Nos primeiros meses da pandemia, Igi Lola Ayedun se deu conta de que, apesar da crise provocada pela Covid-19, o mercado da arte ainda estava funcionando. Mais do que isso: o fluxo de dinheiro não somente existia, mas também havia a possibilidade de aumentar o consumo de arte nesse setor. Por outro lado, ela via seus amigos artistas trabalhando em aplicativos de entrega, como iFood ou Rappi. “Eu olhei e falei: ‘isso não é certo’. Se existe um fluxo respirando, um coração que bate, eu preciso criar uma trilha para trazer esse fluxo para cá, para os artistas dissidentes, pretos e trans”, relembra a artista visual, designer de conteúdo e publisher, em entrevista à ELLE Brasil.
Assim, em pleno 2020 pandêmico, Igi botou de pé a galeria de arte HOA, no coração da cidade de São Paulo. “A HOA é uma resposta de necessidade imediata”, dispara Igi, sem rodeios. “Não tanto uma necessidade pessoal, graças aos Orixás, mas uma necessidade coletiva. A pandemia agravou muito a situação dos artistas dissidentes no Brasil. Essa cena, esse circuito e movimento é também meu movimento, de onde eu venho e do qual eu faço parte. São meu grupo de amigos, parceiros e colaboradores”, conta ela.
O propósito de democratizar arte e fortalecer a comunidade artística negra norteia a trajetória de Igi há tempos.
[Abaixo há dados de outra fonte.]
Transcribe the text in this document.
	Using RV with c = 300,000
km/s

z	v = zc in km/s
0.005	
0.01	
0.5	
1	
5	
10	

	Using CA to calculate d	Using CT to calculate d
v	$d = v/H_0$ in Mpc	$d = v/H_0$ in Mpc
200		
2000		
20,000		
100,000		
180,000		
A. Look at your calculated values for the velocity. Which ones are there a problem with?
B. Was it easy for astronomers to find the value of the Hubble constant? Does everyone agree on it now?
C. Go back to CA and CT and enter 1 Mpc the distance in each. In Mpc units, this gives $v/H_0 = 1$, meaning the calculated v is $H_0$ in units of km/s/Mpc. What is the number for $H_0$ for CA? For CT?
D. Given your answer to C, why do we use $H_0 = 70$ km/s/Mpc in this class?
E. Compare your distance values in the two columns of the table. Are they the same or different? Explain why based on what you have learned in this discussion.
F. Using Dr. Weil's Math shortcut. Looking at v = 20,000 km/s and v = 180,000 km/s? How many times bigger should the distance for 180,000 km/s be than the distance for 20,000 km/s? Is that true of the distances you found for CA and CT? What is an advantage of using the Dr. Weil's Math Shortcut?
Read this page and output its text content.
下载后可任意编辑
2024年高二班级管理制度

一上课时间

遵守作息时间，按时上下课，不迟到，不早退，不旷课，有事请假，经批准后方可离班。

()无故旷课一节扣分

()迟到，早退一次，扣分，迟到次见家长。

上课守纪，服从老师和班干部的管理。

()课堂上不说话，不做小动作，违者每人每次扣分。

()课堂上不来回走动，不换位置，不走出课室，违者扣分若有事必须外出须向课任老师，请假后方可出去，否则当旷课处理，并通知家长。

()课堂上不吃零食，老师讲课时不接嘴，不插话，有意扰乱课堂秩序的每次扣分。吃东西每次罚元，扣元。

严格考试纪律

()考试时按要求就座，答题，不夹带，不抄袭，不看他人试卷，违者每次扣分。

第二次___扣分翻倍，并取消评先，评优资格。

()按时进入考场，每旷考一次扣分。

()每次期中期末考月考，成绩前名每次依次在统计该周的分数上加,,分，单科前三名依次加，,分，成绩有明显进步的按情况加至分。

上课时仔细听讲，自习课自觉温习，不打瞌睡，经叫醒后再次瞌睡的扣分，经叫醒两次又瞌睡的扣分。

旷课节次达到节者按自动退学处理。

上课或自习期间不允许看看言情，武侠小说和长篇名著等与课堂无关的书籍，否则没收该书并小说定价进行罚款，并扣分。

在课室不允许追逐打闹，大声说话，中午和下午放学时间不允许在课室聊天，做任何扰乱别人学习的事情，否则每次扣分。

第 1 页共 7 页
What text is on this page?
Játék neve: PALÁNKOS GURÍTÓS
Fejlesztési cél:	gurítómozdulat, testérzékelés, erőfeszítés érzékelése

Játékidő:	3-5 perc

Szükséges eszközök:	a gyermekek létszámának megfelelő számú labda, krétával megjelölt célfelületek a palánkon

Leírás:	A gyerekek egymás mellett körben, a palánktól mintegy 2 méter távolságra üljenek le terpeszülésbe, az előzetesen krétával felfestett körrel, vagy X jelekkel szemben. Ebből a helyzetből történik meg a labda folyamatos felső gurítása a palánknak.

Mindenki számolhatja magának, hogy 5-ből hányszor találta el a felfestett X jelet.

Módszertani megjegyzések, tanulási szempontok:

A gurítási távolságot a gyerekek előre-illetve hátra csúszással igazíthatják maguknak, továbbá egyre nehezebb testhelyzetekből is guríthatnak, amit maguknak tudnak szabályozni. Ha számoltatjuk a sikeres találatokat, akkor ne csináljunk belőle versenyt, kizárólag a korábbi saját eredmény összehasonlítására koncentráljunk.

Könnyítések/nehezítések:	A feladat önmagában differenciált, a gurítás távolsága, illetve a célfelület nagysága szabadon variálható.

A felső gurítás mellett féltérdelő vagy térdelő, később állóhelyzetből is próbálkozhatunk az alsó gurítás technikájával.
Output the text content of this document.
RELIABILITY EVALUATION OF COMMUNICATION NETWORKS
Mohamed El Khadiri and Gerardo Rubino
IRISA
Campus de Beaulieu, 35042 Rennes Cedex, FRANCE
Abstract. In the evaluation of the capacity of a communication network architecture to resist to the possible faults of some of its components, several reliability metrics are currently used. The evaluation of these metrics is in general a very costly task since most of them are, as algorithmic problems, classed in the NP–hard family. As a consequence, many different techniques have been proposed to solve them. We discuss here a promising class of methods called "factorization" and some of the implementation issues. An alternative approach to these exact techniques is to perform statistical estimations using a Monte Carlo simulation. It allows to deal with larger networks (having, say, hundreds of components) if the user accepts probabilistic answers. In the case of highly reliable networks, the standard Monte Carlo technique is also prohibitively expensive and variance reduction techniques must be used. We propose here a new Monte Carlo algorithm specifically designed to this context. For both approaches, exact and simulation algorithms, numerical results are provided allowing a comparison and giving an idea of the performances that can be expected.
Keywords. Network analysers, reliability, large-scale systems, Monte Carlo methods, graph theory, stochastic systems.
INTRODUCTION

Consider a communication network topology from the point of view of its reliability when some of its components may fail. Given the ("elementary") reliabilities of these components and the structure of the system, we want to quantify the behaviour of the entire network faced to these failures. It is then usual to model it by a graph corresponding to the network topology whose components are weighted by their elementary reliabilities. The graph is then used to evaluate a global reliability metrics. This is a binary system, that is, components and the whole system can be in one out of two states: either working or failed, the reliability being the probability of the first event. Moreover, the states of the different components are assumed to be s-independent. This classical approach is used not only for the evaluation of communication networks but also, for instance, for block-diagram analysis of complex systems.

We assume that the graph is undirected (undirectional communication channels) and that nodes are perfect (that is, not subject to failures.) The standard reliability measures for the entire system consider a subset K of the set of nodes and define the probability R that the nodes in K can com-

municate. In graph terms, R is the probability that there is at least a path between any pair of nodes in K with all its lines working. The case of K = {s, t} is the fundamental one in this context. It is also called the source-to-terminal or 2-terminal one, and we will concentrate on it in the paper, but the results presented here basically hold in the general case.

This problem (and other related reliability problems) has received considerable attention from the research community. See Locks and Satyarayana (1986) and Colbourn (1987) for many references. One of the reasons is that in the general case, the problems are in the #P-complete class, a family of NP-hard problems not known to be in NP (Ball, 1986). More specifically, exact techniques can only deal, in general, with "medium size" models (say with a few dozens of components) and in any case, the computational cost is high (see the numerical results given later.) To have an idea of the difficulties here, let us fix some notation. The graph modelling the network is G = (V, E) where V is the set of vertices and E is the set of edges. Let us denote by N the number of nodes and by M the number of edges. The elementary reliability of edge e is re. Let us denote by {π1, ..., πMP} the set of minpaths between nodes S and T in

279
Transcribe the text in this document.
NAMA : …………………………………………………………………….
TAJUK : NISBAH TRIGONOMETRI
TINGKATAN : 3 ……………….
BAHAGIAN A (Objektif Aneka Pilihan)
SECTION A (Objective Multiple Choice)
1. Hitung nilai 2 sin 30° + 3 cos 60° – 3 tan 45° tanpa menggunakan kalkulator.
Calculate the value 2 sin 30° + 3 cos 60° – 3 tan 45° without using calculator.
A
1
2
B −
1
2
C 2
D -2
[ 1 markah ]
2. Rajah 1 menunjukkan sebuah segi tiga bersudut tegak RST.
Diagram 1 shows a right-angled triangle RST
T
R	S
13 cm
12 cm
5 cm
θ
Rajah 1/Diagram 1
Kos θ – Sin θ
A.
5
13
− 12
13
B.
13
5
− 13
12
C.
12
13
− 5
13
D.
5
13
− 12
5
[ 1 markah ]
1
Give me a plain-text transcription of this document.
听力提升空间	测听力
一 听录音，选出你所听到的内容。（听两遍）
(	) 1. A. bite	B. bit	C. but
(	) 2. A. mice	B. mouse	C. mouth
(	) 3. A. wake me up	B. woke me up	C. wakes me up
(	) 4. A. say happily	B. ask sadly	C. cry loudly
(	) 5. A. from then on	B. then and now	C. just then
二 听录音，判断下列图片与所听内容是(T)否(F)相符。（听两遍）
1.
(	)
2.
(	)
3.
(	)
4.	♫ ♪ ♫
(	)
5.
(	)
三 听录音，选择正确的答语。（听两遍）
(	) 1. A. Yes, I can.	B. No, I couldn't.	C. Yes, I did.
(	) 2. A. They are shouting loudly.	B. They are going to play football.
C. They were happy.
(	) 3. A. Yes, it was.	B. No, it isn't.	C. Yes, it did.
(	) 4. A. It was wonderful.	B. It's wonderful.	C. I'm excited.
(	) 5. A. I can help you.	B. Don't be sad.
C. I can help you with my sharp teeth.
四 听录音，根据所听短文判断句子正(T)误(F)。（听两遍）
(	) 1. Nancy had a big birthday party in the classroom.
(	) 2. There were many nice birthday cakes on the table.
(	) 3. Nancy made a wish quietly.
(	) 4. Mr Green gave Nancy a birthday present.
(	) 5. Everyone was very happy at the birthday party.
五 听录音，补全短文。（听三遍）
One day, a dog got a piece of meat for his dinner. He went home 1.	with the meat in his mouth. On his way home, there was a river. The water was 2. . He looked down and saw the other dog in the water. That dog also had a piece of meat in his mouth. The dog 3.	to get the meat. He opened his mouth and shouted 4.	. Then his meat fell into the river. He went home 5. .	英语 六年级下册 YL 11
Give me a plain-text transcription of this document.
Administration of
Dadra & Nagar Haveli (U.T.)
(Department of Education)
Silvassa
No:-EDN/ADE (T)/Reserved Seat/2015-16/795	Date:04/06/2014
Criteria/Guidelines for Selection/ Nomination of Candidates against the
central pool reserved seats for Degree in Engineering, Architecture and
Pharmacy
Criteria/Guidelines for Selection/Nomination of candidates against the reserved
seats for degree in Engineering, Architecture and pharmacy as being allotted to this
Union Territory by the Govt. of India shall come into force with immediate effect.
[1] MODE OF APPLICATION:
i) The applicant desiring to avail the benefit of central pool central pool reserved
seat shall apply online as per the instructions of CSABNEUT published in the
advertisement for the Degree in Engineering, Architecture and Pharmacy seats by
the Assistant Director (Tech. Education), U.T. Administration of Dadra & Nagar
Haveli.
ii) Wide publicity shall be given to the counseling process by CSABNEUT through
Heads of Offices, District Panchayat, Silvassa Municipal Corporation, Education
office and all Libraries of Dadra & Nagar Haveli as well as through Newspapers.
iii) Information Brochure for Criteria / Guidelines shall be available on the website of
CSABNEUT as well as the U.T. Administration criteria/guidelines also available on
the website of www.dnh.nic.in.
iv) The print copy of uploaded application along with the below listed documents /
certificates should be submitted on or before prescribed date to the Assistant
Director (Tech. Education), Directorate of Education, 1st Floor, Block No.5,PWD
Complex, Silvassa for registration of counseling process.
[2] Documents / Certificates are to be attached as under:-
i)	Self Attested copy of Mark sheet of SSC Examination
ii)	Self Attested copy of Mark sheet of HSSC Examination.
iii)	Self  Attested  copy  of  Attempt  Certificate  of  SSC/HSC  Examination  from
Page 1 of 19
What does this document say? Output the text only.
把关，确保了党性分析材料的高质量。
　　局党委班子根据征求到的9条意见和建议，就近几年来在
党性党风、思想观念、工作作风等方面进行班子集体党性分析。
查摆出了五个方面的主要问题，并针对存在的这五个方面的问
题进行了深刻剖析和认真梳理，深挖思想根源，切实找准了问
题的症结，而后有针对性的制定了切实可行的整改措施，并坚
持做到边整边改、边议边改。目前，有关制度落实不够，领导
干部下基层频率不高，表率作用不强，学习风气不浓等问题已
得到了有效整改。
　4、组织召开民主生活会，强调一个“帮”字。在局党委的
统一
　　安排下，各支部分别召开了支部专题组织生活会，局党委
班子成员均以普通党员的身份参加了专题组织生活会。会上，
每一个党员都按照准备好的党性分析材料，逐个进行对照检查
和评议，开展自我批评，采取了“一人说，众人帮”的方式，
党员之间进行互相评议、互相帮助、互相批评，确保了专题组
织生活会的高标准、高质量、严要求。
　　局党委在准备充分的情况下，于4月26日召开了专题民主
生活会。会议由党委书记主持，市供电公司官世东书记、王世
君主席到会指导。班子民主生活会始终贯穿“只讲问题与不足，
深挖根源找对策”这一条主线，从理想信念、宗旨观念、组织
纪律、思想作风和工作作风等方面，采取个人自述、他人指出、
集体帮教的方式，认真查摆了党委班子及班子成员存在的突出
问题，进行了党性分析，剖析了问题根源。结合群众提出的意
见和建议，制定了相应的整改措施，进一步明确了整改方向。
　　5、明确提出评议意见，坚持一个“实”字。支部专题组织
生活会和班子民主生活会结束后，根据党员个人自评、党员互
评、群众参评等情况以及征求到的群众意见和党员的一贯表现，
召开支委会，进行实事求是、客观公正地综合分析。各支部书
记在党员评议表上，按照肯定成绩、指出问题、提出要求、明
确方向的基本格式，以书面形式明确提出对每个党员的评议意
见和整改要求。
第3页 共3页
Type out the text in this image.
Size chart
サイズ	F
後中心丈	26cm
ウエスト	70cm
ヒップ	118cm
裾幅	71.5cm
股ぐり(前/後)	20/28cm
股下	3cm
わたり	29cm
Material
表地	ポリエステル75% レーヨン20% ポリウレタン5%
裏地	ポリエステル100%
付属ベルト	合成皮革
E esse esforço já mostra resultados robustos. Este mês, um projeto da empresa Vivo, com curadoria de Igi Ayedun, leva a arte de seis artistas negros para todo o Brasil. Com obras de Silvana Mendes, Rainha F, Gabriel Massan, João Moxca, Manauara Clandestina e BRASILÂNDIA.CO a exposição Telas Pretas é a maior mostra de arte digital já realizada no país.
“Desde que eu participei da Enciclopédia Negra (a exposição na Pinacoteca e também o livro com curadoria de Flávio Gomes, Jaime Lauriano e Lilia Schwarcz, no qual eu colaboro com três obras), a Vivo se aproximou de mim com a ideia de democratizar o acesso à arte contemporânea por meio da sua presencialidade física no Brasil”, conta Igi. Como a maior rede de telefonia no Brasil, com pontos em todos os lugares, poderia usar isso em prol da arte negra, que passou durante tanto tempo por vários processos de invisibilização? Essa era a questão debatida na empresa, que foi repassada à artista. Igi, então, foi convidada pela Vivo para capitanear a curadoria de uma exposição que ocuparia as telas das lojas da empresa no Brasil – telas de celulares, televisores, tablets e todos os dispositivos que você puder imaginar.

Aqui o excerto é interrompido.